Happily, 1985 also saw Romero's return to the living dead with Day of the Dead. But by this point, even The Master was getting a bit soft when he gave us Bub, the (almost) domesticated zombie who enjoys calling his Aunt Alicia, as well as feeding on human flesh. In spite of the comic relief that Bub provided, Day of the Dead was far from being a comedy and it continued the horrific and hopeless cinematic universe Romero had created several decades earlier.
It seems that The Zombie fell out of favor for most of the 1990's - with the exception of a Romero scripted remake of Night of the Living Dead, and John Skipp and Craig Spector's anthologies (Book of the Dead & Book of the Dead II - Still Dead), there was not much in the way of flesh eaters around in the decade of Bill Clinton (Chopper Chicks in Zombietown, anyone?).
It was not until 2004 when Shaun of the Dead popped up, that The Zombie came back in a big way. Unlike Return of the Living Dead, Shaun ... while clearly a comedy, kept The Zombie's pretty horrifying and the gore flowing. Sure, sure, by film's end Shaun's mate is a docile, video game playing monster, but that's OK, as most of the film was pretty relentless in spite of it's comedic nature (that scene when David is torn apart by zombies has to be one of the most ballsy scenes in a so called comedy, ever!)
It seemed that after Shaun of the Dead came out, The Zombie in popular culture was suddenly reborn - a remake of Dawn of the Dead (which heralded the introduction of the dreaded running zombie - because like everything else in America, even our ghouls have to be fast and streamlined, or maybe it's just a case of collective ADHD); the video game inspired crap fest that is the Resident Evil films; the aforementioned Max Brooks tomes, and, seemingly hundreds, of no-budget zombie films. These days you can't turn a corner without bumping into something zombie related. Cities host "zombie walks", blogs celebrate the living dead, books abound about lovelorn zombies ... frankly, I think we've reached a saturation point ...and becuase of that, zombies are just not scary anymore.

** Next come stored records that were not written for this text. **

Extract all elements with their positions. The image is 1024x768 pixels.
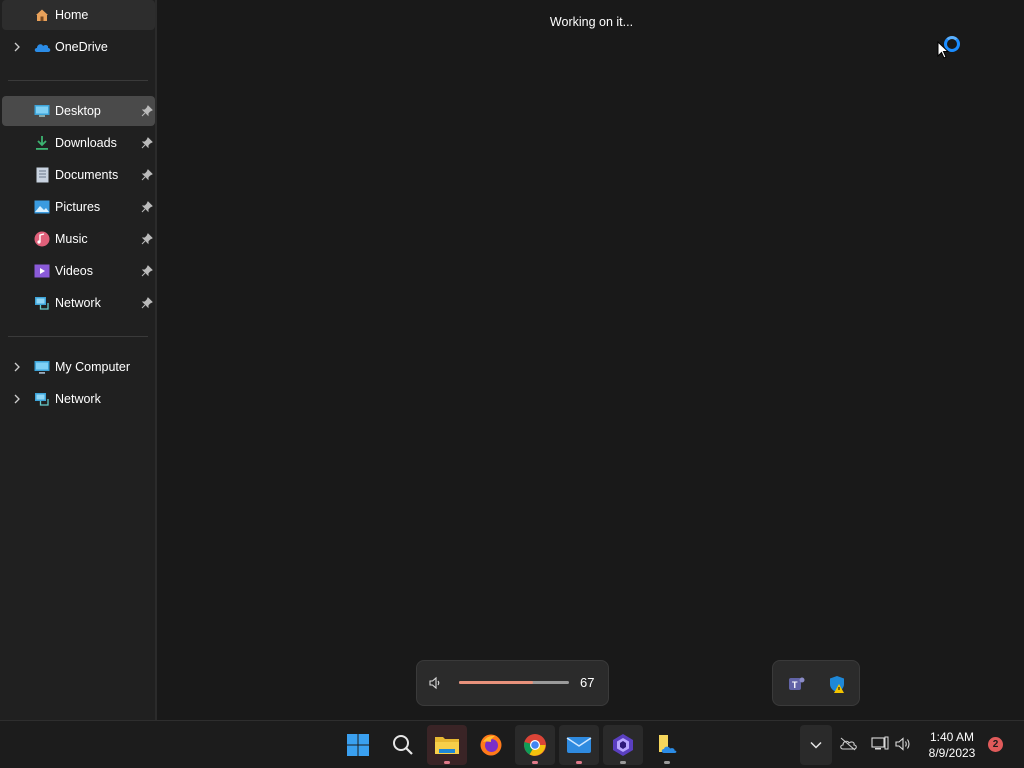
chevron-right-icon[interactable] [12, 384, 22, 414]
clock-time: 1:40 AM [929, 730, 975, 744]
running-indicator [664, 761, 670, 764]
search-button[interactable] [383, 725, 423, 765]
search-icon [393, 735, 413, 755]
documents-icon [33, 166, 51, 184]
taskbar-firefox[interactable] [471, 725, 511, 765]
volume-tray[interactable] [892, 733, 914, 755]
clock[interactable]: 1:40 AM 8/9/2023 [922, 729, 982, 761]
pin-icon[interactable] [141, 201, 153, 213]
nav-network-quick-label: Network [55, 296, 101, 310]
nav-videos-label: Videos [55, 264, 93, 278]
nav-videos[interactable]: Videos [2, 256, 155, 286]
file-explorer-icon [435, 737, 459, 754]
chevron-right-icon[interactable] [12, 32, 22, 62]
volume-value: 67 [580, 675, 595, 690]
nav-documents-label: Documents [55, 168, 119, 182]
loading-status: Working on it... [549, 15, 634, 29]
mouse-cursor-icon [937, 41, 950, 59]
nav-pictures-label: Pictures [55, 200, 101, 214]
nav-my-computer[interactable]: My Computer [2, 352, 155, 382]
network-icon [33, 390, 51, 408]
svg-text:T: T [792, 680, 798, 690]
teams-icon[interactable]: T [786, 674, 806, 694]
nav-network[interactable]: Network [2, 384, 155, 414]
videos-icon [33, 262, 51, 280]
nav-network-quick[interactable]: Network [2, 288, 155, 318]
windows-start-icon [347, 734, 369, 756]
chevron-right-icon[interactable] [12, 352, 22, 382]
volume-slider-fill [459, 681, 533, 684]
taskbar-mail[interactable] [559, 725, 599, 765]
taskbar-notepad-cloud[interactable] [647, 725, 687, 765]
tray-overflow-flyout: T [772, 660, 860, 706]
running-indicator [532, 761, 538, 764]
clipchamp-icon [613, 734, 633, 756]
nav-music[interactable]: Music [2, 224, 155, 254]
network-icon [33, 294, 51, 312]
computer-icon [33, 358, 51, 376]
nav-my-computer-label: My Computer [55, 360, 131, 374]
pictures-icon [33, 198, 51, 216]
running-indicator [576, 761, 582, 764]
show-hidden-icons-button[interactable] [800, 725, 832, 765]
nav-downloads[interactable]: Downloads [2, 128, 155, 158]
desktop-icon [33, 102, 51, 120]
speaker-icon [895, 737, 910, 751]
defender-warning-icon[interactable] [827, 674, 847, 694]
onedrive-icon [33, 38, 51, 56]
mail-icon [566, 737, 592, 753]
pin-icon[interactable] [141, 169, 153, 181]
pin-icon[interactable] [141, 297, 153, 309]
nav-divider [8, 336, 148, 337]
taskbar-chrome[interactable] [515, 725, 555, 765]
volume-slider[interactable] [459, 681, 569, 684]
nav-divider [8, 80, 148, 81]
onedrive-offline-icon [840, 737, 857, 751]
speaker-icon[interactable] [428, 676, 442, 690]
nav-onedrive-label: OneDrive [55, 40, 108, 54]
onedrive-offline-tray[interactable] [837, 733, 859, 755]
volume-flyout: 67 [416, 660, 609, 706]
nav-desktop-label: Desktop [55, 104, 101, 118]
taskbar-file-explorer[interactable] [427, 725, 467, 765]
taskbar-clipchamp[interactable] [603, 725, 643, 765]
notification-badge[interactable]: 2 [988, 737, 1003, 752]
notepad-cloud-icon [659, 735, 677, 753]
pin-icon[interactable] [141, 105, 153, 117]
navigation-pane: Home OneDrive Desktop Downloads Document… [0, 0, 157, 720]
running-indicator [444, 761, 450, 764]
nav-pictures[interactable]: Pictures [2, 192, 155, 222]
chrome-icon [524, 734, 546, 756]
nav-downloads-label: Downloads [55, 136, 117, 150]
nav-network-label: Network [55, 392, 101, 406]
downloads-icon [33, 134, 51, 152]
nav-desktop[interactable]: Desktop [2, 96, 155, 126]
running-indicator [620, 761, 626, 764]
network-tray[interactable] [869, 733, 891, 755]
chevron-down-icon [810, 741, 822, 749]
clock-date: 8/9/2023 [928, 746, 976, 760]
pin-icon[interactable] [141, 265, 153, 277]
content-area[interactable] [157, 0, 1024, 720]
start-button[interactable] [338, 725, 378, 765]
desktop-screen: Home OneDrive Desktop Downloads Document… [0, 0, 1024, 768]
pin-icon[interactable] [141, 233, 153, 245]
taskbar: 1:40 AM 8/9/2023 2 [0, 720, 1024, 768]
nav-onedrive[interactable]: OneDrive [2, 32, 155, 62]
network-tray-icon [871, 736, 889, 750]
nav-documents[interactable]: Documents [2, 160, 155, 190]
pin-icon[interactable] [141, 137, 153, 149]
firefox-icon [480, 734, 502, 756]
music-icon [33, 230, 51, 248]
nav-music-label: Music [55, 232, 88, 246]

Maybe it was the movie Fido (about a boy and his pet zombie) or Otto (about a gay twink zombie looking for love) or the much admired (by everyone but me) Zombieland (where the zombies are used like punchlines to bad jokes); whatever the case, the hungry dead just don't have that creepy mojo anymore. What's even more pathetic is that while tripe like the aforementioned Zombieland is hearlded a masterpiece - when George Romero trots out his walking dead, and infuses his stories with all kinds of social commentary, his work is greeted with disdan at best, or ignored at worst. It seems nobody want's The Zombie as a metaphor any longer.
Farewell, sweet zombies, thanks for all the scares, the nightmares, the inspiration - the world has you now, you're dead to me - for real.